Ведь она там переживает за него.
Олег всегда имел только золотые значки БГТО – и за «Смелых и ловких», когда нужно было пробежать шестьдесят метров за девять и две десятых секунды, плюс подтянуться семь раз, и за «Спортивную смену» для подростков с обязательной стометровкой за тринадцать с половиной секунд, плюс километровый кросс за три и две десятых минуты, с двенадцатью подтягиваниями и пятью км на лыжах за двадцать пять минут. Что здесь-то такого особого? На лыжах он вообще за двадцать три и две приходил, даже в межрайонных соревнованиях общества «Урожай» участвовал. Серебро, между прочим, а там и из Шегарки, и из Кривошеино, и даже из Колпашево ребята бегали.
По отмашке Вола на середину выставили пять табуретов, на каждом по две тарелки: в одной – несколько помытых картофелен, в другой нож. Первое место – три очка, второе – два, остальным по одному. С картошкой он опростоволосился жутко, чего-то завозился с глазками и оказался предпоследним, то есть, заработал всего очко.
Турник. Здесь за пять выходов давали одно, за семь – два, и за больше – три. Олег из стратегических соображений легко сделал свои восемь переворотом и соскочил. Хватит, силы ещё потребуются на гирю.
Далее начиналась читка с выражением. Или же «пытка с вытяжением». Но ещё в младших классах Олег играл в школьном драматическом кружке Витю Малеева и был постоянным чтецом на пионерских концертах, да так, что даже несколько раз выступал по районному радио. Тут-то можно и нужно набирать!
Первым декламировать выпало Михасю. А тот половину согласных отродясь не выговаривал, и невыговаривал очень громко. Свои-то давно привыкли, не замечали, но, на беду, к этому моменту страсти болельщиков перевалили какую-то запретную черту, и, после первого же мощного михасевского возгласа: «сази-ка, дядья, вель ведагом…», по залу, как горошинки, дружно рассыпались мелкие смешки Ничего от волнения не зпмечающий, Михась искренне ревел дальше: «быа фасузу отлана»! Да ещё и руками разводил, показывая, как именно отдана. Прокатившись от ближних к дальним, смешки, ударившись о дальнюю шведскую стенку, нарастающим эхом смеха вернулись к столу жюри и гостей, и уже настоящим хохотом повернули по второму кругу. Даже когда первого чтеца сменил второй, вполне вразумительный, зал уже не мог остановиться. Вол и военрук пытались призывать к вниманию, шипели, давили на совесть, гавкали, грозили и упрашивали. Бесполезно. Ну, в самом-то деле: чем ребята искренней старались читать патриотические стихи с неизбежным для данных текстов пафосом, тем зрители всё больше и больше укатывались. Смех местами переходил в истерики, с тонкими взвизгиваниями и падениями со скамеек. Даже почётные гости и те стали поддаваться всеобщему безумству. В конце концов, один за другим захмыкали и сами исполнители. Невольно тоже кривя губы, Олег с нарастающим тайным обмиранием следил, как близилась и его очередь.
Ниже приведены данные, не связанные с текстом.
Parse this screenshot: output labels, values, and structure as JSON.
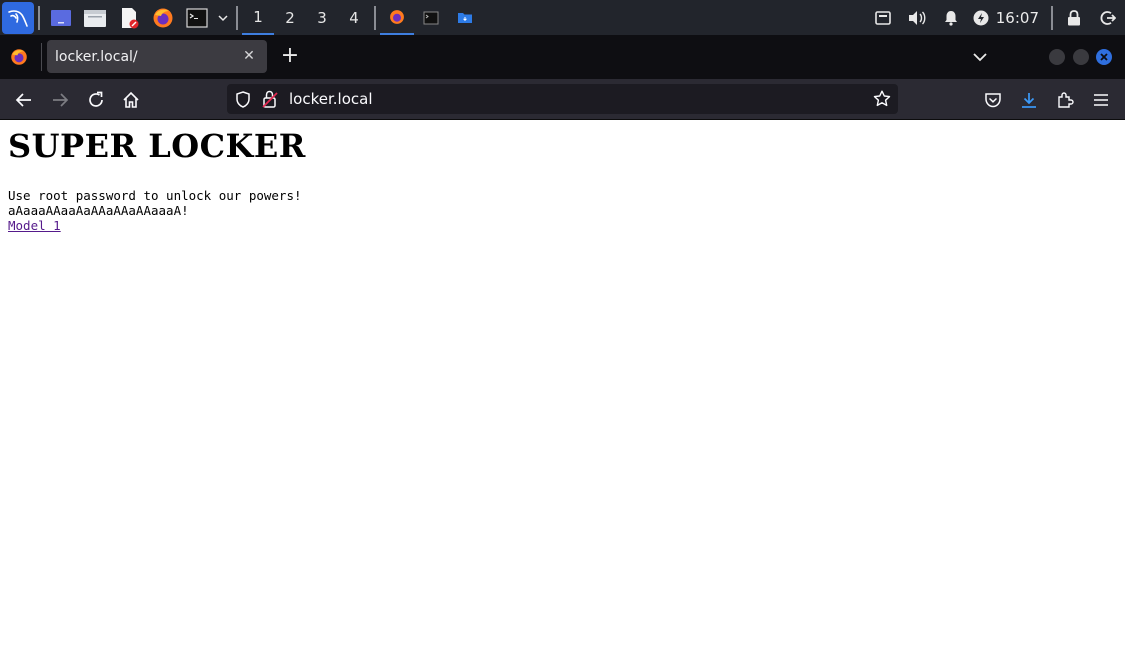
{
  "taskbar": {
    "workspaces": [
      "1",
      "2",
      "3",
      "4"
    ],
    "active_workspace": "1",
    "clock": "16:07",
    "apps": [
      "kali-menu-icon",
      "desktop-icon",
      "file-manager-icon",
      "text-editor-icon",
      "firefox-icon",
      "terminal-icon"
    ],
    "accent": "#3e7ee0"
  },
  "browser": {
    "tab_title": "locker.local/",
    "url": "locker.local"
  },
  "page": {
    "heading": "SUPER LOCKER",
    "line1": "Use root password to unlock our powers!",
    "line2": "aAaaaAAaaAaAAaAAaAAaaaA!",
    "link": "Model 1"
  }
}
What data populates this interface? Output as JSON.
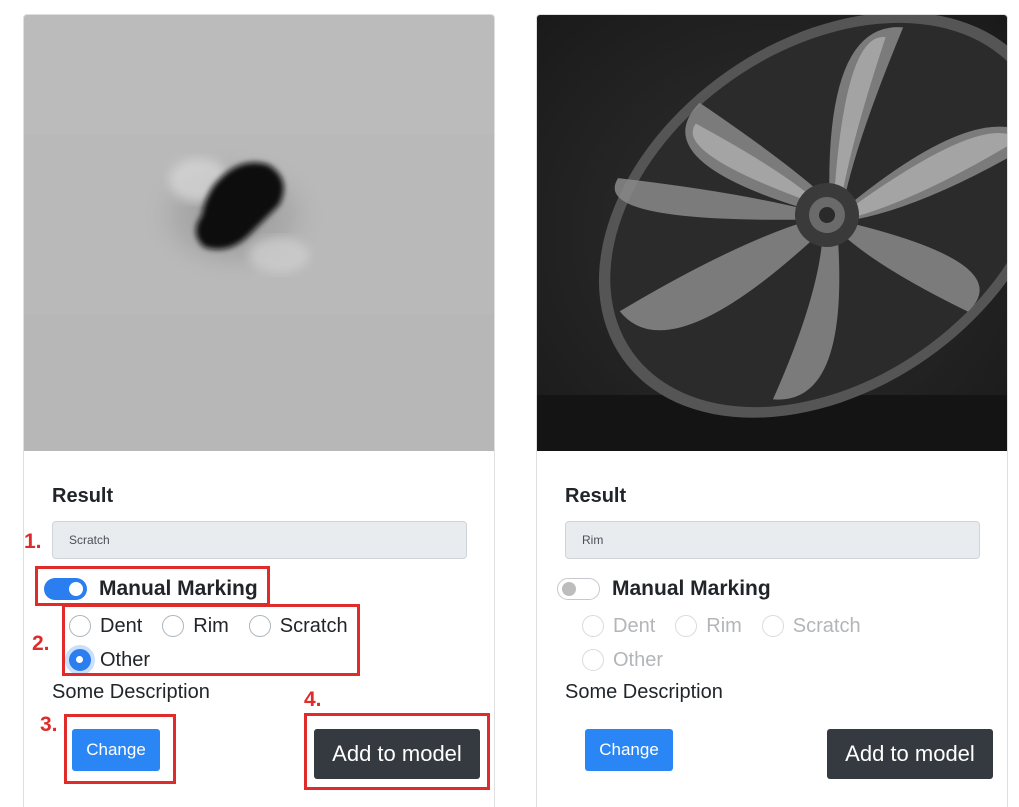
{
  "cards": [
    {
      "result_title": "Result",
      "result_value": "Scratch",
      "toggle_label": "Manual Marking",
      "toggle_on": true,
      "options": [
        "Dent",
        "Rim",
        "Scratch",
        "Other"
      ],
      "selected": "Other",
      "description": "Some Description",
      "change_label": "Change",
      "add_label": "Add to model"
    },
    {
      "result_title": "Result",
      "result_value": "Rim",
      "toggle_label": "Manual Marking",
      "toggle_on": false,
      "options": [
        "Dent",
        "Rim",
        "Scratch",
        "Other"
      ],
      "selected": null,
      "description": "Some Description",
      "change_label": "Change",
      "add_label": "Add to model"
    }
  ],
  "annotations": [
    "1.",
    "2.",
    "3.",
    "4."
  ],
  "colors": {
    "accent": "#2a86f5",
    "dark_button": "#343a40",
    "annotation": "#e02b2b",
    "field_bg": "#e9ecef"
  }
}
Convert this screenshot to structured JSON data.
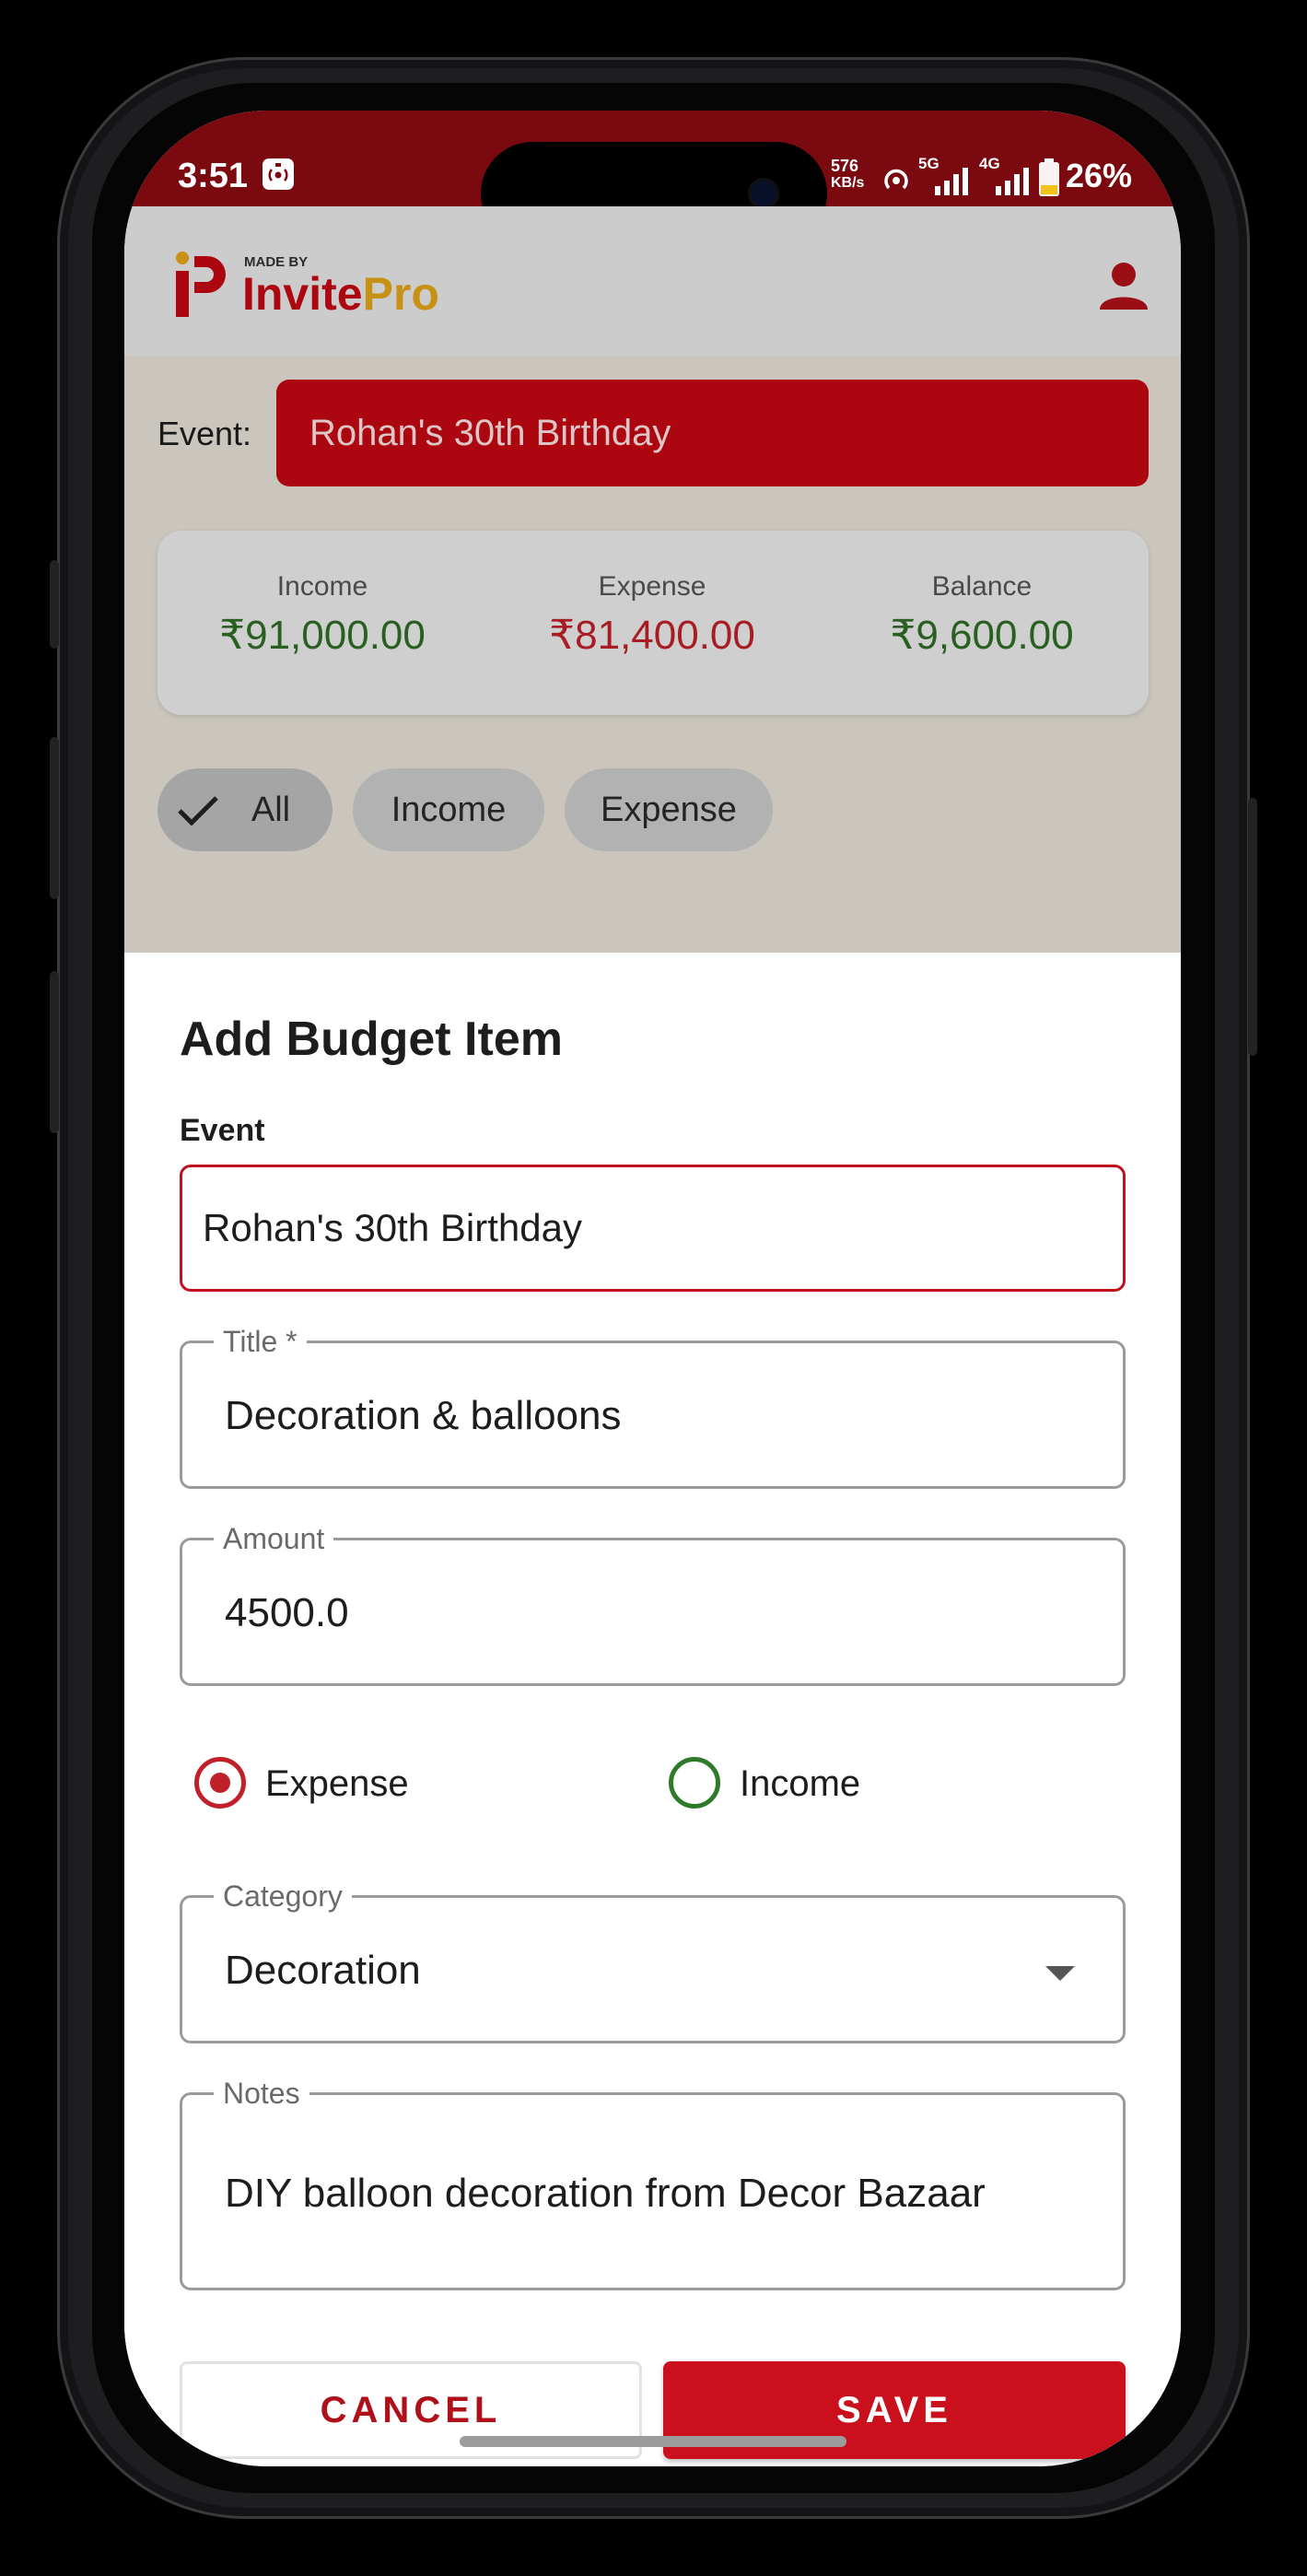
{
  "status_bar": {
    "time": "3:51",
    "net_speed_value": "576",
    "net_speed_unit": "KB/s",
    "network_1": "5G",
    "network_2": "4G",
    "battery": "26%"
  },
  "header": {
    "logo_tagline": "MADE BY",
    "logo_name_1": "Invite",
    "logo_name_2": "Pro"
  },
  "background": {
    "event_label": "Event:",
    "event_selected": "Rohan's 30th Birthday",
    "summary": {
      "income_label": "Income",
      "income_value": "₹91,000.00",
      "expense_label": "Expense",
      "expense_value": "₹81,400.00",
      "balance_label": "Balance",
      "balance_value": "₹9,600.00"
    },
    "filters": [
      "All",
      "Income",
      "Expense"
    ]
  },
  "sheet": {
    "title": "Add Budget Item",
    "event_caption": "Event",
    "event_value": "Rohan's 30th Birthday",
    "title_label": "Title *",
    "title_value": "Decoration & balloons",
    "amount_label": "Amount",
    "amount_value": "4500.0",
    "type_options": [
      "Expense",
      "Income"
    ],
    "type_selected": "Expense",
    "category_label": "Category",
    "category_value": "Decoration",
    "notes_label": "Notes",
    "notes_value": "DIY balloon decoration from Decor Bazaar",
    "cancel_label": "CANCEL",
    "save_label": "SAVE"
  },
  "colors": {
    "brand_red": "#c40814",
    "status_bar": "#7a0a10",
    "income_green": "#2f6e26",
    "expense_red": "#c0202a"
  }
}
Сжимая и разжимая кулаки, он из последних сил старался не забыть, не утерять ни строчки из заготовленного отрывка. Как? А просто, очень просто. Он будет читать для неё. Только для неё. И наплевать на всех ржавших, гоготавших и усыкавшихся.
- Нет, ребята, я не гордый.
Не загадывая в даль,
Так скажу: зачем мне орден?
Я согласен на медаль.
На медаль, и то не к спеху…
Но сидевших на дальней скамейке девятиклассниц перекрыли отсеявшиеся с первого тура пацаны, и тогда Олег, неожиданно для самого себя, вдруг повернулся вполоборота к жюри и выставился на Викиного отца, просто впёрся взглядом. Антон Николаевич не сразу почувствовал вызов, даже первое время едва заметно согласно кивал в такт строчкам, потом удивился олегову напряжению и вроде как немного забеспокоился, стараясь что-то припомнить. Не найдясь, разозлился. Сощурился, ответно заиграл желваками.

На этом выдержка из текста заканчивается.